I’ve spent a lot of time with Amazon’s EC2 Container Service lately. While the service works well for the basic use case of deploying Docker containers in a cluster, there’s quite a few missing features that would make life easier if Amazon implemented.

The lack of IAM instance profiles for containers is probably the biggest issue for us. Without them, we have to go back to embedding access keys inside the application which introduces the whole mess of securely handling secrets. The upside is that it’s forced us to look in to things like Vault which might provide a better long term solution anyway.

The other big sticking point is the complete lack of any autoscaling support, either for container instances or for service task counts. Ideally you’d have the ability to have the container instances scale up if tasks can’t be placed due to a lack of resources.
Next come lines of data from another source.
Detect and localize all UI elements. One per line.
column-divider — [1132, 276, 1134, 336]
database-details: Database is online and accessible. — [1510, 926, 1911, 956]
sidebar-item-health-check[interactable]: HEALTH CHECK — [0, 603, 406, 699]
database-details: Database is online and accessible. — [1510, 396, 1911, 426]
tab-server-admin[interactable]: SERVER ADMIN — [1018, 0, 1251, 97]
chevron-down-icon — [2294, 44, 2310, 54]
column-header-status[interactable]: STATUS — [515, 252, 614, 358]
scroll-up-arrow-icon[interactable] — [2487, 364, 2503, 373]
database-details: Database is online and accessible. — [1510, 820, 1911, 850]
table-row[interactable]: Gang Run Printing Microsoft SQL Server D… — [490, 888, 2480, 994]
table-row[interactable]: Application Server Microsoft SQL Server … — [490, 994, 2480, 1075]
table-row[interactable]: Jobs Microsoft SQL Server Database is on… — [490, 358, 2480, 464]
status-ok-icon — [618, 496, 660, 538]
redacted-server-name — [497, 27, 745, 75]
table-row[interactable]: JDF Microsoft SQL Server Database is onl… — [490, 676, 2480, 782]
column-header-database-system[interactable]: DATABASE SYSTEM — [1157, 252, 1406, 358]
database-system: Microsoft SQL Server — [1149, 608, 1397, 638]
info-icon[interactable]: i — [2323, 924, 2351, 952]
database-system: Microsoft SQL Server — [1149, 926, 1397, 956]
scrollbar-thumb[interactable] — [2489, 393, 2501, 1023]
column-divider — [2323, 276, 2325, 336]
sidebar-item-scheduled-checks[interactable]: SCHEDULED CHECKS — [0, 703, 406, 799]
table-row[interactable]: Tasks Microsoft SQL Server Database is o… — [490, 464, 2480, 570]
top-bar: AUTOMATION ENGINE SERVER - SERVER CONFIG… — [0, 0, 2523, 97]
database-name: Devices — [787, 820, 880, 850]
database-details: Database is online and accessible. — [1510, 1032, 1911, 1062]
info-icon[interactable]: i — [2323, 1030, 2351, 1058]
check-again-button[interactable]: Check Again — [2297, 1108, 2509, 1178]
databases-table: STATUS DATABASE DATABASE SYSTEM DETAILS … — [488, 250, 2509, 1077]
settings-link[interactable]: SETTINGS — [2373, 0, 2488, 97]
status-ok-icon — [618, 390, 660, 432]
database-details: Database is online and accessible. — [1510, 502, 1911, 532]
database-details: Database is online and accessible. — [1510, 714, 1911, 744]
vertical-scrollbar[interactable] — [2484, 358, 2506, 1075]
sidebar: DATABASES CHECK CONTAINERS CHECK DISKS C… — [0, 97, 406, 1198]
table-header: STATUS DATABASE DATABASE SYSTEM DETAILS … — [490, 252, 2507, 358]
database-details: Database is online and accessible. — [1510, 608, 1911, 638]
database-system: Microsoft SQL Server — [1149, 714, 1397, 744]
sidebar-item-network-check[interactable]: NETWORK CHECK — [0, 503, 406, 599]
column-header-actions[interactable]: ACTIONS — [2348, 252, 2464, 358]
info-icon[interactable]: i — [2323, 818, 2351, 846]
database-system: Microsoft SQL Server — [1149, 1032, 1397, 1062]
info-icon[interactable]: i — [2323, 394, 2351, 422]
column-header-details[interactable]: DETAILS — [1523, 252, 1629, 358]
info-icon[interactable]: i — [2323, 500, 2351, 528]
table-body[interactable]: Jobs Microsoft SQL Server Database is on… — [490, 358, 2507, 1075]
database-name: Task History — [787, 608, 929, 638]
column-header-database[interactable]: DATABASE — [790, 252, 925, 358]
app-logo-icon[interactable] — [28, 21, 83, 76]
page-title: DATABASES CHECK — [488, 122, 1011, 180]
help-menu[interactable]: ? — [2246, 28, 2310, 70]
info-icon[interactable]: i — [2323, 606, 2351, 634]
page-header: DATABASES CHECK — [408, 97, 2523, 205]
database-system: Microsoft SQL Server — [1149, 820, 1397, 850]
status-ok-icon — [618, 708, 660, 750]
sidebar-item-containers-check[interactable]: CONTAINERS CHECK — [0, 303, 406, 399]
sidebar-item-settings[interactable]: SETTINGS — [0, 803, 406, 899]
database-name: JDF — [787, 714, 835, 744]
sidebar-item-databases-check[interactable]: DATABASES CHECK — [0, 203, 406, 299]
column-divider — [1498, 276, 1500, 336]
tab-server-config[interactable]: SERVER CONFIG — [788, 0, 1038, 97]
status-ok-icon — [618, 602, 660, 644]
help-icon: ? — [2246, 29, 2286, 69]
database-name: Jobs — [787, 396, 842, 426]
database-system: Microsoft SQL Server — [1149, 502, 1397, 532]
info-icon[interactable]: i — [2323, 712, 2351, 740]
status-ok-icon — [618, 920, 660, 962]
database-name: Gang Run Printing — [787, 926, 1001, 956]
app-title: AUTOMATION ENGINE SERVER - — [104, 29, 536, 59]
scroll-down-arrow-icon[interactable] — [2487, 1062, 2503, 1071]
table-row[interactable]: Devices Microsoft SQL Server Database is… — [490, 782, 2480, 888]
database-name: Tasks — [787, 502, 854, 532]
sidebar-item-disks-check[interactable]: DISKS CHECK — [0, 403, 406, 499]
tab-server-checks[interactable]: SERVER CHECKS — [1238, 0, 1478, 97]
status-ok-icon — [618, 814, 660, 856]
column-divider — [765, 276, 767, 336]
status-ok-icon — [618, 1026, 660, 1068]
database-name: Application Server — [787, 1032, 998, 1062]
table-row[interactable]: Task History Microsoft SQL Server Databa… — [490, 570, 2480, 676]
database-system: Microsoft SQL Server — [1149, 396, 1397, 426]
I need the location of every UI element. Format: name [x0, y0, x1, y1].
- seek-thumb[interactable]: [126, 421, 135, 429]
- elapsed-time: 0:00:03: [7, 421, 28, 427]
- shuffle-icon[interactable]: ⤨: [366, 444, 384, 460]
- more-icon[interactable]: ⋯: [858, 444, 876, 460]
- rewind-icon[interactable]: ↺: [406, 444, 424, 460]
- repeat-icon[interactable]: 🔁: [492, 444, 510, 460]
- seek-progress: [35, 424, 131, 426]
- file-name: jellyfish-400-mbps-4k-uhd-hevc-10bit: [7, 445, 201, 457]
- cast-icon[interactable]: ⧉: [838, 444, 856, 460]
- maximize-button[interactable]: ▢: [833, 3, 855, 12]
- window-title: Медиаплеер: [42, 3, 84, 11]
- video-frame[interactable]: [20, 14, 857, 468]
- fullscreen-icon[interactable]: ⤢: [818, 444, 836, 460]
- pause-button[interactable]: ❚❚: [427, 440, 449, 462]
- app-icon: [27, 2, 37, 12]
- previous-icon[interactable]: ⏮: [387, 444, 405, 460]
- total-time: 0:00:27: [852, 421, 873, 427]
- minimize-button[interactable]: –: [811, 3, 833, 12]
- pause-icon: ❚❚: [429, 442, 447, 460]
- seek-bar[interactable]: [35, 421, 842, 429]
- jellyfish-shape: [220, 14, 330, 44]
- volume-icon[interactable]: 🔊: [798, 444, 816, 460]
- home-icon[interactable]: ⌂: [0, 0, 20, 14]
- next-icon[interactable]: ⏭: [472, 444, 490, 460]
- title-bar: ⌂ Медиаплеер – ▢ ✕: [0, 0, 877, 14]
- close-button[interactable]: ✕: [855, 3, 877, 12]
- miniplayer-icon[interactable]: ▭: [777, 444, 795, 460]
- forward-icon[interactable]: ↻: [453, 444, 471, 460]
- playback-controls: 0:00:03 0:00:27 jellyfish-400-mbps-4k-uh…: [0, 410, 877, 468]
Services should also be able to scale up based on their usage of their resource allocations. To be fair you can sort of cobble together something with CloudWatch metrics, SNS, and a Lambda function but this is the sort of feature you’d expect to be built-in from the start.

We’ve also had to build a fairly elaborate set of tools on top of ECS to allow us to do pre-release testing of service deployments. I know that ECS supports seamless releases, but sometimes you want to just check the deployed service is working before you cut the ELB listeners over to the new instances. More control over the release process would help a lot here.

It would also be nice to have more control over placement of tasks in services. To allow, for example, to say ‘this task needs to be on machines in this AZ’, or ‘this task needs to be on machines with lots of IO’. You can probably work around this a bit by creating different clusters for different placements, but that gets very expensive fast and kind of defeats the purpose of a general cluster scheduler.

When things go wrong in ECS it’s also quite hard to get visibility of the logs. There’s many moving parts (ECS Agent, Docker itself, the service) required to get an ECS service up and it can be very hard to tell which bit is having problems.

There’s also a bunch of nice to have features I’d like to see like:

  • integration of EBS volumes as Docker volumes
  • any sort of tagging support of services or tasks
  • periodic execution of tasks (e.g. cron style). The infrastructure is all there, it just needs the timer part

Here’s hoping that Amazon adds these features soon. AWS re:Invent is coming soon, maybe we’ll see something there?